Usage

Command Line Interface

allfreqs can be used as a command line tool, using the allfreqs command and providing the input fasta or csv file with multialigned sequences:

# multialignment in fasta format
$ allfreqs multialg_seqs.fasta
# if reference is stored separately:
$ allfreqs multialg_seqs.fasta --reference my_ref.fasta

# multialignment in csv format
# e.g. seq1,ACGTACGT
#      seq2,A-CTAGGT
$ allfreqs multialg_seqs.csv
# if reference is stored separately:
$ allfreqs multialg_seqs.csv --reference my_ref.csv

The program will use the first sequence in the multialignment as the reference sequence; if this is not the case, you can supply a reference sequence using the --reference|-r option followed by the fasta or csv file with the desired reference sequence to use. Please note that in this case both multialigned sequences and reference sequence must be in the same format (both fasta or csv files).

By default, allfreqs will add frequencies of non-standard (ambiguous) nucleotides together, showing them in the oth column of the output; it is possible to show them in separate columns, specific for each of them, using the --ambiguous flag.

allfreqs will calculate allele frequencies for each position in the multialignment and save them as a csv file called all_freqs.csv in the current working directory. It is possible to specify a different output location using the --out|-o option followed by the desired path/filename.


Python Module

allfreqs can be used in a Python script by importing its AlleleFreqs class.

This class has two methods, .from_fasta() and .from_csv(), which can be used to load multialignments from either fasta or csv files respectively.

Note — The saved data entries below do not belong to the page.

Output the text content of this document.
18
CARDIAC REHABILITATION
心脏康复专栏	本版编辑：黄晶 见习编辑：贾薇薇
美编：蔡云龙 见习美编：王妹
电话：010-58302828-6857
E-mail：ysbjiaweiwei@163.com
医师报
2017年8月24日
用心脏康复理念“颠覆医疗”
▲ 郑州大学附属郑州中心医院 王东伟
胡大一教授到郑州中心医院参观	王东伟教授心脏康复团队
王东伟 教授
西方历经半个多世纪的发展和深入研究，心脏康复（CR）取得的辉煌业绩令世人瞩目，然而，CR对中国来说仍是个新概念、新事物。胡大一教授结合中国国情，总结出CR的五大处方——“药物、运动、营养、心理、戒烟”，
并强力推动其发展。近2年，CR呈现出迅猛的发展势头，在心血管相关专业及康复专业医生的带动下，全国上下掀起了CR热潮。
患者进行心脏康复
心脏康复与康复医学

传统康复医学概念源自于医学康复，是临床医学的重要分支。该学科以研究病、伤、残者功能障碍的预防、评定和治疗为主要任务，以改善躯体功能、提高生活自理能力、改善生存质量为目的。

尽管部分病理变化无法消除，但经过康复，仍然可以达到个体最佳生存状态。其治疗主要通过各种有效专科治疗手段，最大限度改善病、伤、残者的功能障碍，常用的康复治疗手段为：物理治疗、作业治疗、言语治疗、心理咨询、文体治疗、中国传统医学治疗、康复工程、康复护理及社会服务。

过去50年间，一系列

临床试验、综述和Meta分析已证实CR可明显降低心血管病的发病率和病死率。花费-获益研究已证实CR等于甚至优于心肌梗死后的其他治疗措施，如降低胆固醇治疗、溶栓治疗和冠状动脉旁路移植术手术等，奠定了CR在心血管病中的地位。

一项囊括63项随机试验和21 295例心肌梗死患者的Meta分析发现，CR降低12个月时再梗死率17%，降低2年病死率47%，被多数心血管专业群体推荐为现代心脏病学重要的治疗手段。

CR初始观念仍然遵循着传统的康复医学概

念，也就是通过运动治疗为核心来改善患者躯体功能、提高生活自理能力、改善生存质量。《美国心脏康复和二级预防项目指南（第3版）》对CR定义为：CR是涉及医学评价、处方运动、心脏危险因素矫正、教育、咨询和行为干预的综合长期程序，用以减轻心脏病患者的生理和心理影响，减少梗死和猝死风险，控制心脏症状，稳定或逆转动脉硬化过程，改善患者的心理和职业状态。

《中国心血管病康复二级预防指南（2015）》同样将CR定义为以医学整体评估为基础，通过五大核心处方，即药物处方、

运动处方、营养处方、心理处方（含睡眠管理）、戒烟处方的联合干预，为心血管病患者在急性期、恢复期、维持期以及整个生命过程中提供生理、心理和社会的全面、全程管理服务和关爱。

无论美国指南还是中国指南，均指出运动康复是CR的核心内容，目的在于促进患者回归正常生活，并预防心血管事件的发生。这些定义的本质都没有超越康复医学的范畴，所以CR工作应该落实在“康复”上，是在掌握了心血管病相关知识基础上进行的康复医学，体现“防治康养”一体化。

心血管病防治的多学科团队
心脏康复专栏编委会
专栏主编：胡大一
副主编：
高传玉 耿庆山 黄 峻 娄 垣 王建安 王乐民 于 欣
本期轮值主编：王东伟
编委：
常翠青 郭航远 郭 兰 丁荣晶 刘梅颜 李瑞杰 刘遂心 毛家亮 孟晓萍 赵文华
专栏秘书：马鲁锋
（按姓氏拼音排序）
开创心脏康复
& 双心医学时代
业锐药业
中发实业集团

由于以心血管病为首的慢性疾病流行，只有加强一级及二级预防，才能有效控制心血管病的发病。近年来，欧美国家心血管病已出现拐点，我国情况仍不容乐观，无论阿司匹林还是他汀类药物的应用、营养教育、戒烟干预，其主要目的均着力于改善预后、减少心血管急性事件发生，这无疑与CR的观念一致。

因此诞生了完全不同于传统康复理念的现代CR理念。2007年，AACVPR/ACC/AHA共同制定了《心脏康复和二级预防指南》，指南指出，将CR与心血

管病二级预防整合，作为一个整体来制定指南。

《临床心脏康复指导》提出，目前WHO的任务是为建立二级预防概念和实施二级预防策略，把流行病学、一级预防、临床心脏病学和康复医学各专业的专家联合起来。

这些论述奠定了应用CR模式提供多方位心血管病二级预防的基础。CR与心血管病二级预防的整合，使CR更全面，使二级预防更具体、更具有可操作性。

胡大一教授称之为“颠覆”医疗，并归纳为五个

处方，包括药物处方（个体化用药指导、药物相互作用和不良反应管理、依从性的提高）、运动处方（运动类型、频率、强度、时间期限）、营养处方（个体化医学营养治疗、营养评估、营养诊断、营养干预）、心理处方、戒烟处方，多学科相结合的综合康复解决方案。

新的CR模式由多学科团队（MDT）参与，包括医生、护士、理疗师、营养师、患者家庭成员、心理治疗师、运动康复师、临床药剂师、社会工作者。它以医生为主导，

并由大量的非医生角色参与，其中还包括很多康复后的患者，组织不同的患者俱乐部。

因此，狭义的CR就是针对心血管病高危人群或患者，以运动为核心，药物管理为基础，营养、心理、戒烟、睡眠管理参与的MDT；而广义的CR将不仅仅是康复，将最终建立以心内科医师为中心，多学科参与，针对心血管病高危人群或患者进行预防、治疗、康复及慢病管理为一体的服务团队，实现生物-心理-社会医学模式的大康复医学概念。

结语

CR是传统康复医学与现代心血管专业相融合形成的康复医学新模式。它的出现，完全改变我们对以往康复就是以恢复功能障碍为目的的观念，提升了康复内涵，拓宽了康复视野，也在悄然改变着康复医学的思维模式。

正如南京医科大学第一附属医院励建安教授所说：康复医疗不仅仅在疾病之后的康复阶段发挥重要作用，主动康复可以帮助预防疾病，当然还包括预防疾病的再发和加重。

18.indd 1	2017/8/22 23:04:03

Both methods accept a mandatory sequences argument, which specifies the file containing multialigned sequences, and an optional reference argument, which can be used to specify the reference sequence in case it is not reported as the first sequence in the provided sequences file:

from allfreqs import AlleleFreqs

# multialignment in fasta format
a = AlleleFreqs.from_fasta(sequences="multialg_seqs.fasta")
# if reference is stored separately:
a = AlleleFreqs.from_fasta(sequences="multialg_seqs.fasta", reference="my_ref.fasta")

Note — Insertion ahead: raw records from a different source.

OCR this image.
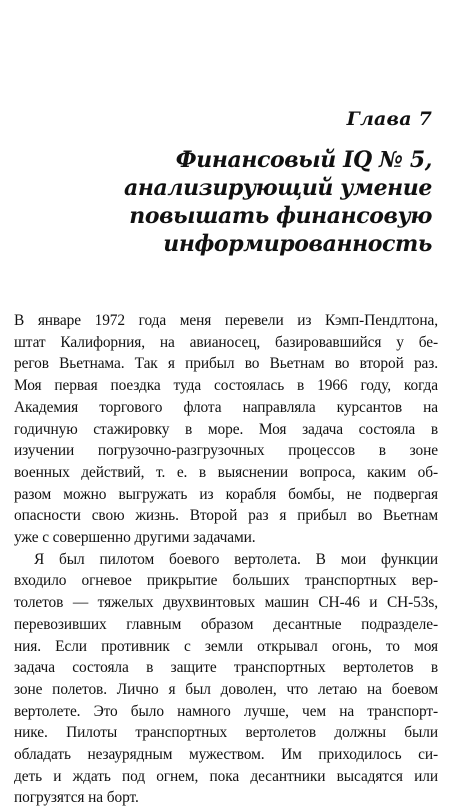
Глава 7
Финансовый IQ № 5,
анализирующий умение
повышать финансовую
информированность

В январе 1972 года меня перевели из Кэмп-Пендлтона,
штат Калифорния, на авианосец, базировавшийся у бе-
регов Вьетнама. Так я прибыл во Вьетнам во второй раз.
Моя первая поездка туда состоялась в 1966 году, когда
Академия торгового флота направляла курсантов на
годичную стажировку в море. Моя задача состояла в
изучении погрузочно-разгрузочных процессов в зоне
военных действий, т. е. в выяснении вопроса, каким об-
разом можно выгружать из корабля бомбы, не подвергая
опасности свою жизнь. Второй раз я прибыл во Вьетнам
уже с совершенно другими задачами.

Я был пилотом боевого вертолета. В мои функции
входило огневое прикрытие больших транспортных вер-
толетов — тяжелых двухвинтовых машин CH-46 и CH-53s,
перевозивших главным образом десантные подразделе-
ния. Если противник с земли открывал огонь, то моя
задача состояла в защите транспортных вертолетов в
зоне полетов. Лично я был доволен, что летаю на боевом
вертолете. Это было намного лучше, чем на транспорт-
нике. Пилоты транспортных вертолетов должны были
обладать незаурядным мужеством. Им приходилось си-
деть и ждать под огнем, пока десантники высадятся или
погрузятся на борт.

# multialignment in csv format
a = AlleleFreqs.from_csv(sequences="multialg_seqs.csv")
# if reference is stored separately:
a = AlleleFreqs.from_csv(sequences="multialg_seqs.csv", reference="my_ref.csv")

The AlleleFreqs class has two useful properties:

  • df, which returns a dataframe with sequences as rows and single positions as columns;

  • frequencies, which returns a dataframe with the actual allele frequencies for each position.

By default, allfreqs will add frequencies of non-standard (ambiguous) nucleotides together, showing them in the oth column of the output; it is possible to show them in separate columns, specific for each of them, using the ambiguous=True option.

These allele frequencies can be saved to a csv file using the .to_csv() method; by default they will be saved to a file called all_freqs.csv in the current working directory, but this can be overridden by providing the output_file argument to .to_csv().